Sie sah seinen blauen Markschein, den er immer noch zwischen Daumen und Zeigefinger hielt und blickte in ein verlegenes Gesicht. Solche ratlosen Kinder hatten schon oft im Laden vor ihr gestanden.

Geld zu haben und es reicht nicht – da konnte er wirklich nur so hilflos dastehen, wie er es gerade jetzt tat. Der Gedanke, sich von seiner Mutter die restlichen dreißig Pfennige zu holen, war ihm versperrt.

Die Frau hielt ihm die Wurst über den Ladentisch und lächelte.

„Na, dann für dich eine Mark.“

Verdattert griff er nach seiner Wurst, wich ihrem freundlichen Blick aus, legte den Markschein hin und ging hinaus, ohne sich zu bedanken. Er rannte vom Laden weg, so schnell er konnte und achtete nicht mehr auf die anheimelnde Melodie des Glockenspiels an der Tür. Schräg gegenüber wartete Hedwig schon mit seinen Brüdern. Drüben angekommen gab er seiner Mutter die Wurst zum Bestaunen und Abbeißen. Erwartungsvoll schaute er zu ihr hoch.

„Jeduttnee, du hast dir ja eine Erbswurst von Knorr gekauft! Da draus kann man zehn Teller Erbsensuppe kochn. Das ist gepresstes Erbsenmehl. Muss man mit Wasser aufkochn. Steht ja hier auch ganz groß auf der Verpackung.

„Ergibt zehn Portionen.“

Seine Brüder hielten Stangen mit Karamellbonbons in den Händen und konnten sich ihr Grinsen nicht verkneifen. Hedwig bemühte sich, ihm über seine beginnende Achtlippe hinwegzuhelfen und versuchte, den misslungenen Kauf in eine gute Idee umzumünzen. Es sei doch ganz praktisch, denn jetzt könnte sie ja für alle gleich eine warme Suppe kochen, sobald sie in Coburg wären.

Dass er sie dreißig Pfennige billiger bekommen hatte, verschwieg er ihr.
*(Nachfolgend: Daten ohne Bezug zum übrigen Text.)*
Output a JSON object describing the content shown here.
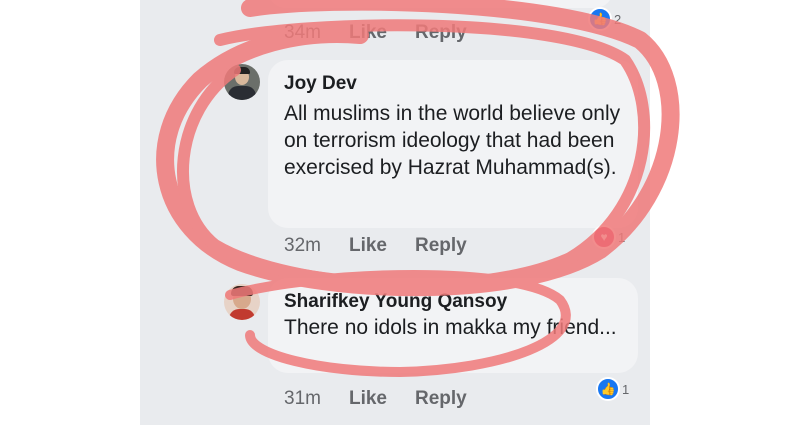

Ohne Dank war er aus dem Laden der freundlichen Frau weggegangen. Das fiel ihm gerade ein. Auf dem Rückweg zum Bahnhof verweigerte er einen Karamelbonbon von Wolfgang und machte das miesepetrige Schlusslicht.
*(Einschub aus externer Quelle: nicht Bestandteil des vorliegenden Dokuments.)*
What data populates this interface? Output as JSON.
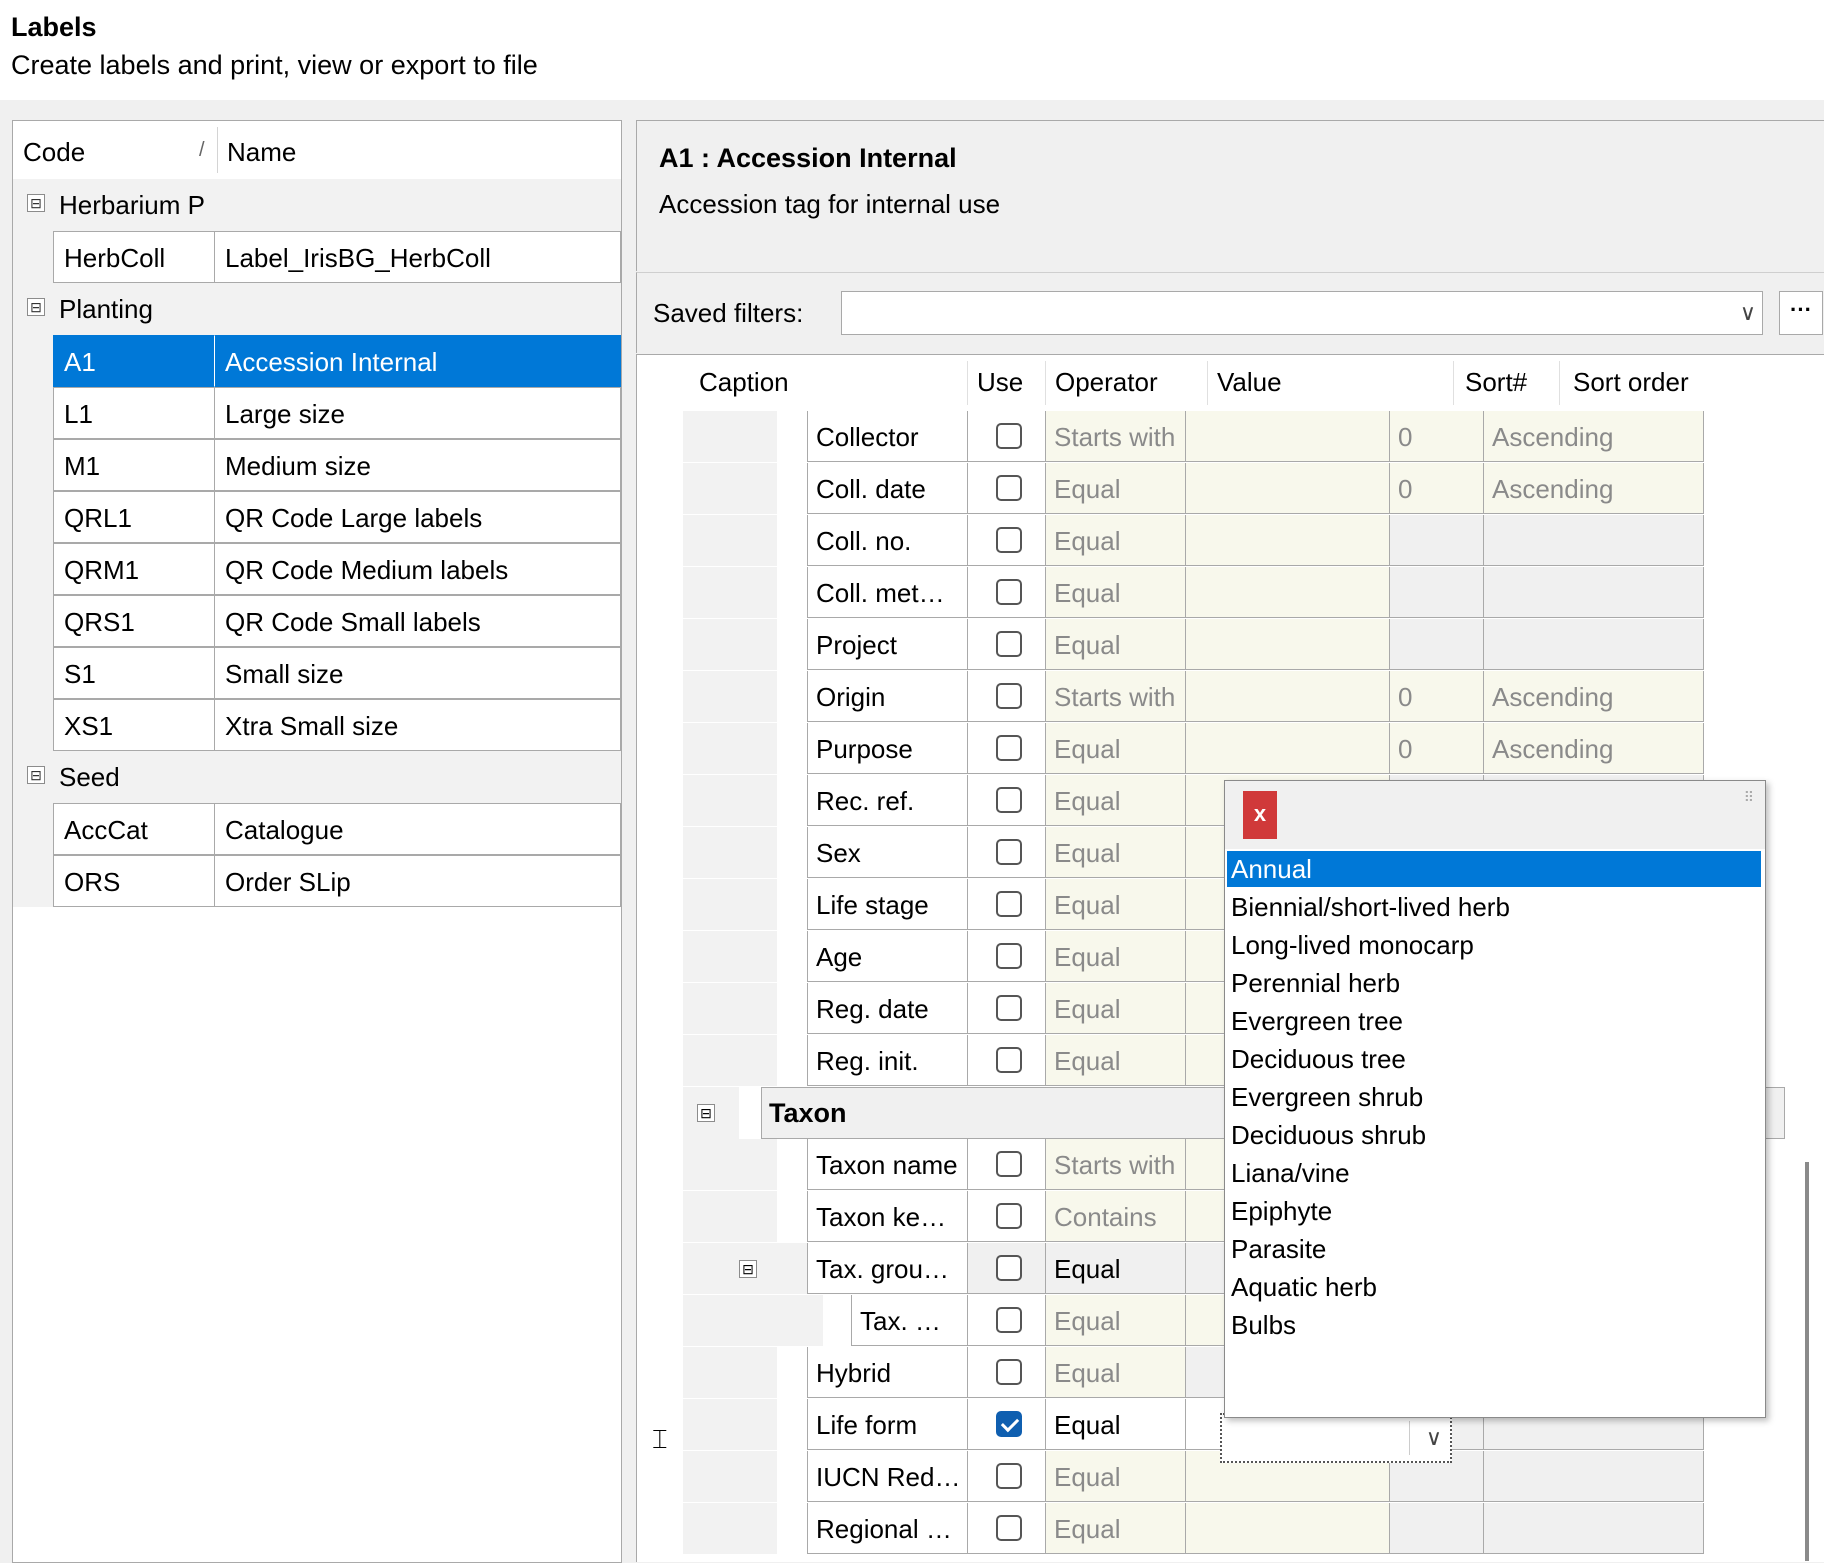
{
  "header": {
    "title": "Labels",
    "subtitle": "Create labels and print, view or export to file"
  },
  "labels_list": {
    "columns": {
      "code": "Code",
      "name": "Name",
      "sort_indicator": "/"
    },
    "groups": [
      {
        "name": "Herbarium P",
        "items": [
          {
            "code": "HerbColl",
            "name": "Label_IrisBG_HerbColl"
          }
        ]
      },
      {
        "name": "Planting",
        "items": [
          {
            "code": "A1",
            "name": "Accession Internal",
            "selected": true
          },
          {
            "code": "L1",
            "name": "Large size"
          },
          {
            "code": "M1",
            "name": "Medium size"
          },
          {
            "code": "QRL1",
            "name": "QR Code Large labels"
          },
          {
            "code": "QRM1",
            "name": "QR Code Medium labels"
          },
          {
            "code": "QRS1",
            "name": "QR Code Small labels"
          },
          {
            "code": "S1",
            "name": "Small size"
          },
          {
            "code": "XS1",
            "name": "Xtra Small size"
          }
        ]
      },
      {
        "name": "Seed",
        "items": [
          {
            "code": "AccCat",
            "name": "Catalogue"
          },
          {
            "code": "ORS",
            "name": "Order SLip"
          }
        ]
      }
    ],
    "toggle_glyph": "⊟"
  },
  "detail": {
    "title": "A1 : Accession Internal",
    "description": "Accession tag for internal use"
  },
  "filters": {
    "label": "Saved filters:",
    "value": "",
    "more_label": "···"
  },
  "grid": {
    "columns": {
      "caption": "Caption",
      "use": "Use",
      "operator": "Operator",
      "value": "Value",
      "sort_num": "Sort#",
      "sort_order": "Sort order"
    },
    "rows_upper": [
      {
        "caption": "Collector",
        "use": false,
        "operator": "Starts with",
        "sort_num": "0",
        "sort_order": "Ascending"
      },
      {
        "caption": "Coll. date",
        "use": false,
        "operator": "Equal",
        "sort_num": "0",
        "sort_order": "Ascending"
      },
      {
        "caption": "Coll. no.",
        "use": false,
        "operator": "Equal",
        "sort_num": "",
        "sort_order": ""
      },
      {
        "caption": "Coll. met…",
        "use": false,
        "operator": "Equal",
        "sort_num": "",
        "sort_order": ""
      },
      {
        "caption": "Project",
        "use": false,
        "operator": "Equal",
        "sort_num": "",
        "sort_order": ""
      },
      {
        "caption": "Origin",
        "use": false,
        "operator": "Starts with",
        "sort_num": "0",
        "sort_order": "Ascending"
      },
      {
        "caption": "Purpose",
        "use": false,
        "operator": "Equal",
        "sort_num": "0",
        "sort_order": "Ascending"
      },
      {
        "caption": "Rec. ref.",
        "use": false,
        "operator": "Equal"
      },
      {
        "caption": "Sex",
        "use": false,
        "operator": "Equal"
      },
      {
        "caption": "Life stage",
        "use": false,
        "operator": "Equal"
      },
      {
        "caption": "Age",
        "use": false,
        "operator": "Equal"
      },
      {
        "caption": "Reg. date",
        "use": false,
        "operator": "Equal"
      },
      {
        "caption": "Reg. init.",
        "use": false,
        "operator": "Equal"
      }
    ],
    "taxon_group": "Taxon",
    "rows_lower": [
      {
        "caption": "Taxon name",
        "use": false,
        "operator": "Starts with"
      },
      {
        "caption": "Taxon ke…",
        "use": false,
        "operator": "Contains"
      },
      {
        "caption": "Tax. grou…",
        "use": false,
        "operator": "Equal"
      },
      {
        "caption": "Tax. …",
        "use": false,
        "operator": "Equal"
      },
      {
        "caption": "Hybrid",
        "use": false,
        "operator": "Equal"
      },
      {
        "caption": "Life form",
        "use": true,
        "operator": "Equal"
      },
      {
        "caption": "IUCN Red…",
        "use": false,
        "operator": "Equal"
      },
      {
        "caption": "Regional …",
        "use": false,
        "operator": "Equal"
      }
    ]
  },
  "life_form_dropdown": {
    "close_label": "x",
    "options": [
      "Annual",
      "Biennial/short-lived herb",
      "Long-lived monocarp",
      "Perennial herb",
      "Evergreen tree",
      "Deciduous tree",
      "Evergreen shrub",
      "Deciduous shrub",
      "Liana/vine",
      "Epiphyte",
      "Parasite",
      "Aquatic herb",
      "Bulbs"
    ],
    "selected": "Annual"
  },
  "icons": {
    "dropdown": "chevron-down-icon",
    "close": "close-icon",
    "expand": "collapse-icon",
    "cursor": "text-cursor-icon"
  }
}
Vorsichtig riss er ein zusammengedrehtes Wurstende wieder auf, wollte den Inhalt noch einmal überprüfen. Eine grünlich-gelbliche Walze, in viele kleinere Walzen unterteilt, kam zum Vorschein. Es roch streng nach Erbsensuppe. Er nagte davon etwas ab. aber auch der Geschmack hatte nichts von einer Wurst. Das Zeug setzte sich zwischen den Backenzähnen fest. Er musste sich räuspern, weil ihn das Erbsenmehl tief hinten im Hals so kratzte. Jetzt las er auch selbst die Aufschrift Knorr’s Erbswurst. Die bunte Umhüllung hatte mit einem Mal ihre Schönheit verloren. Den papierenen Wurstzipfel drehte er notdürftig zu und holte auf. Hedwig spürte, wie er seinen missglückten Kauf in ihre Manteltasche schob.

Die von Einschüssen und Splittern zernarbten Häuserfassaden kamen wieder in Sicht, dann die gerüstumbaute Bahnhofsruine. In einer gesperrten Seitenstraße ragten aus einem Schutthaufen fünf zusammengenagelte, schon etwas verwitterte Bretterkreuze. Jank war schon unter der Absperrung durchgekrochen, um die Namen darauf zu lesen. Mit scharfem Ruf zwang Hans ihn zurück, deutete wütend auf das Holzschild mit Totenschädel und gekreuzten Knochen.

„Dir hamse wohl ins Gehirn geschissn!“

Er kramte die Marke für die Gepäckaufbewahrung hervor. Ein schwerer Lastzug mit Ziegelsteinen donnerte an ihnen vorbei und hüllte sie in eine dichte Staubwolke. Wolfgang beschloss, nie mehr Jank zu heißen.
Bevor sie die Bahnhofstreppe hochstiegen, ließ Hedwig alle halten.

„Joachimwolfganghans! Wir sind im Westn!“

Weit hinten im Hals spürte Mill immer noch, wie ihn die Erbswurst kratzte.

Aus dem Roman “Mamas Rosa Schlüpfer” von Joachim Kortner, Ebermannstadt.